Bupati Dendi Ikuti Sosialisasi IKKD Tahun 2022

Bupati Dendi Ikuti Sosialisasi IKKD Tahun 2022/ Ist
Bupati Dendi Ikuti Sosialisasi IKKD Tahun 2022/ Ist

Pemkab Pesawaran mengikuti sosialisasi Indeks Kepemimpinan Kepala Daerah (IKKD) Tahun 2022 di Hotel Horison Bandar Lampung.


Sebagai narasumber pada kegiatan tersebut Kepala Pusat Litbang Otda Politik dan Pemerintahan Umum Kemendagri RI Akbar Ali dan B. Marlon H Naibaho.

Bupati Pesawaran Dendi Ramadhona yang turut hadir pada acara tersebut mengatakan, sesuai Permendagri No. 38 Tahun 2020, tentang Indeks Kepemimpinan Kepala Daerah (IKKD) Menteri Dalam Negeri perlu melakukan penilaian terhadap kepemimpinan kepala daerah, sehingga untuk melakukan penilaian terhadap kepemimpinan kepala daerah, dan perlunya menetapkan indeks kepemimpinan suatu kepala daerah.

"Sosialisasi IKKD ditujukan guna mengukur dan menilai kepemimpinan Kepala Daerah, yang mana indeks ini akan menetapkan para pemimpin daerah terbaik yang terdiri dari Gubernur, Bupati, dan Wali Kota, yang nantinya para pemimpin yang dinilai baik tersebut akan memperoleh penghargaan berdasarkan kinerja yang diterapkannya di daerah masing-masing," kata Dendi, Jumat (10/6).

Dikatakannya, sosialiasi mengenai IKKD ini sangat baik untuk diselenggarakan, mengingat, dalam sosialisasi tersebut terdapat ilmu kepemimpinan yang harus diterapkan dalam menjalankan tugas selaku Kepala Daerah.

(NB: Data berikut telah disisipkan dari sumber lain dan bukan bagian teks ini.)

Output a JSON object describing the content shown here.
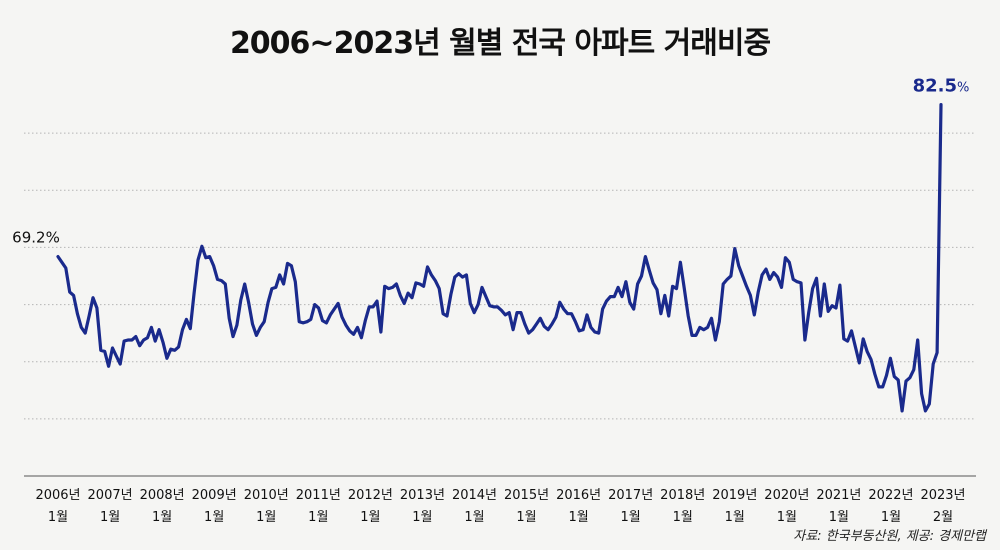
{
  "chart_data": {
    "type": "line",
    "title": "2006~2023년 월별 전국 아파트 거래비중",
    "source": "자료: 한국부동산원, 제공: 경제만랩",
    "x_labels": [
      {
        "year": "2006년",
        "month": "1월"
      },
      {
        "year": "2007년",
        "month": "1월"
      },
      {
        "year": "2008년",
        "month": "1월"
      },
      {
        "year": "2009년",
        "month": "1월"
      },
      {
        "year": "2010년",
        "month": "1월"
      },
      {
        "year": "2011년",
        "month": "1월"
      },
      {
        "year": "2012년",
        "month": "1월"
      },
      {
        "year": "2013년",
        "month": "1월"
      },
      {
        "year": "2014년",
        "month": "1월"
      },
      {
        "year": "2015년",
        "month": "1월"
      },
      {
        "year": "2016년",
        "month": "1월"
      },
      {
        "year": "2017년",
        "month": "1월"
      },
      {
        "year": "2018년",
        "month": "1월"
      },
      {
        "year": "2019년",
        "month": "1월"
      },
      {
        "year": "2020년",
        "month": "1월"
      },
      {
        "year": "2021년",
        "month": "1월"
      },
      {
        "year": "2022년",
        "month": "1월"
      },
      {
        "year": "2023년",
        "month": "2월"
      }
    ],
    "ylim": [
      50,
      85
    ],
    "gridlines": [
      55,
      60,
      65,
      70,
      75,
      80
    ],
    "start_label": "69.2%",
    "end_label_value": "82.5",
    "end_label_unit": "%",
    "line_color": "#1a2a8c",
    "values": [
      69.2,
      68.7,
      68.2,
      66.1,
      65.8,
      64.2,
      63.0,
      62.5,
      64.0,
      65.6,
      64.7,
      61.0,
      60.9,
      59.6,
      61.2,
      60.5,
      59.8,
      61.8,
      61.9,
      61.9,
      62.2,
      61.4,
      61.9,
      62.1,
      63.0,
      61.8,
      62.8,
      61.7,
      60.3,
      61.1,
      61.0,
      61.3,
      62.8,
      63.7,
      62.9,
      66.0,
      68.9,
      70.1,
      69.1,
      69.2,
      68.4,
      67.2,
      67.1,
      66.8,
      63.8,
      62.2,
      63.2,
      65.4,
      66.8,
      65.2,
      63.3,
      62.3,
      63.0,
      63.5,
      65.2,
      66.4,
      66.5,
      67.6,
      66.8,
      68.6,
      68.4,
      67.0,
      63.5,
      63.4,
      63.5,
      63.7,
      65.0,
      64.7,
      63.6,
      63.4,
      64.1,
      64.6,
      65.1,
      63.9,
      63.2,
      62.7,
      62.4,
      63.0,
      62.1,
      63.6,
      64.8,
      64.8,
      65.3,
      62.6,
      66.6,
      66.4,
      66.5,
      66.8,
      65.8,
      65.1,
      66.0,
      65.6,
      66.9,
      66.8,
      66.6,
      68.3,
      67.6,
      67.1,
      66.4,
      64.2,
      64.0,
      65.9,
      67.4,
      67.7,
      67.4,
      67.6,
      65.1,
      64.3,
      65.0,
      66.5,
      65.7,
      64.9,
      64.8,
      64.8,
      64.5,
      64.1,
      64.3,
      62.8,
      64.3,
      64.3,
      63.3,
      62.5,
      62.8,
      63.3,
      63.8,
      63.1,
      62.8,
      63.3,
      63.9,
      65.2,
      64.6,
      64.2,
      64.2,
      63.5,
      62.7,
      62.8,
      64.1,
      63.0,
      62.6,
      62.5,
      64.6,
      65.3,
      65.7,
      65.7,
      66.5,
      65.7,
      67.0,
      65.2,
      64.6,
      66.8,
      67.5,
      69.2,
      68.0,
      66.9,
      66.3,
      64.2,
      65.8,
      64.0,
      66.6,
      66.4,
      68.7,
      66.4,
      64.0,
      62.3,
      62.3,
      63.0,
      62.8,
      63.0,
      63.8,
      61.9,
      63.5,
      66.8,
      67.2,
      67.5,
      69.9,
      68.4,
      67.5,
      66.6,
      65.8,
      64.1,
      66.1,
      67.6,
      68.1,
      67.2,
      67.8,
      67.4,
      66.5,
      69.1,
      68.7,
      67.2,
      67.0,
      66.9,
      61.9,
      64.3,
      66.4,
      67.3,
      64.0,
      66.8,
      64.4,
      64.9,
      64.7,
      66.7,
      62.0,
      61.8,
      62.7,
      61.3,
      59.9,
      62.0,
      60.9,
      60.2,
      58.9,
      57.8,
      57.8,
      58.8,
      60.3,
      58.7,
      58.4,
      55.7,
      58.3,
      58.6,
      59.3,
      61.9,
      57.2,
      55.7,
      56.3,
      59.8,
      60.8,
      82.5
    ]
  }
}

"Ini menyangkut seorang leadership, ada indikasi penilaian dari OPD-OPD, begitu Bupatinya semangat tapi kalau OPD nya jalan ditempat, maka tidak ada suatu inovasi yang baru dimunculkan, maka dari itu saya meminta kepada seluruh peserta yang mengikuti acara ini dapat mengikuti dengan serius, sehingga memperoleh ilmu-ilmu yang dapat digunakan demi kemajuan Pesawaran," ujarnya.

Dendi juga menekankan agar para ASN, terutama para Kepala OPD dan Camat agar terus mengutamakan rasa tanggung jawab, sehingga target yang ingin dicapai dapat terselesaikan melalui berbagai inovasi yang kreatif.

"Tanggung jawab kita sebagai pejabat, ini yang harus ditekankan, tanamkan dalam hati kita, jangan acara-acara hanya seremoni, tapi capaian-capaian tidak pernah kita dapatkan, hal ini merupakan bentuk tanggung jawab kita terhadap masyarakat Bumi Andan Jejama," kata dia.

Menurutnya, pada acara tersebut juga ada beberapa masukan yang diberikan kepada Pemkab Pesawaran, diantaranya bagaimana membangun hubungan pemerintahan, sosial politik yang baik dengan seluruh stakeholder yang ada.

"Karena yang menilai kepemimpinan Kepala Daerah tidak hanya dari internal dan kementerian saja, tetapi ada penilaian dari akademisi, para dunia usaha, pelaku UMKM, kalangan media, masyarakat maupun Civil Society. Dan dari penilaian tersebut ada tiga dimensi yang dinilai, kinerja kepemimpinan birokrasi, kinerja kepemimpinan politik dan kinerja kepemimpinan sosial," pungkasnya.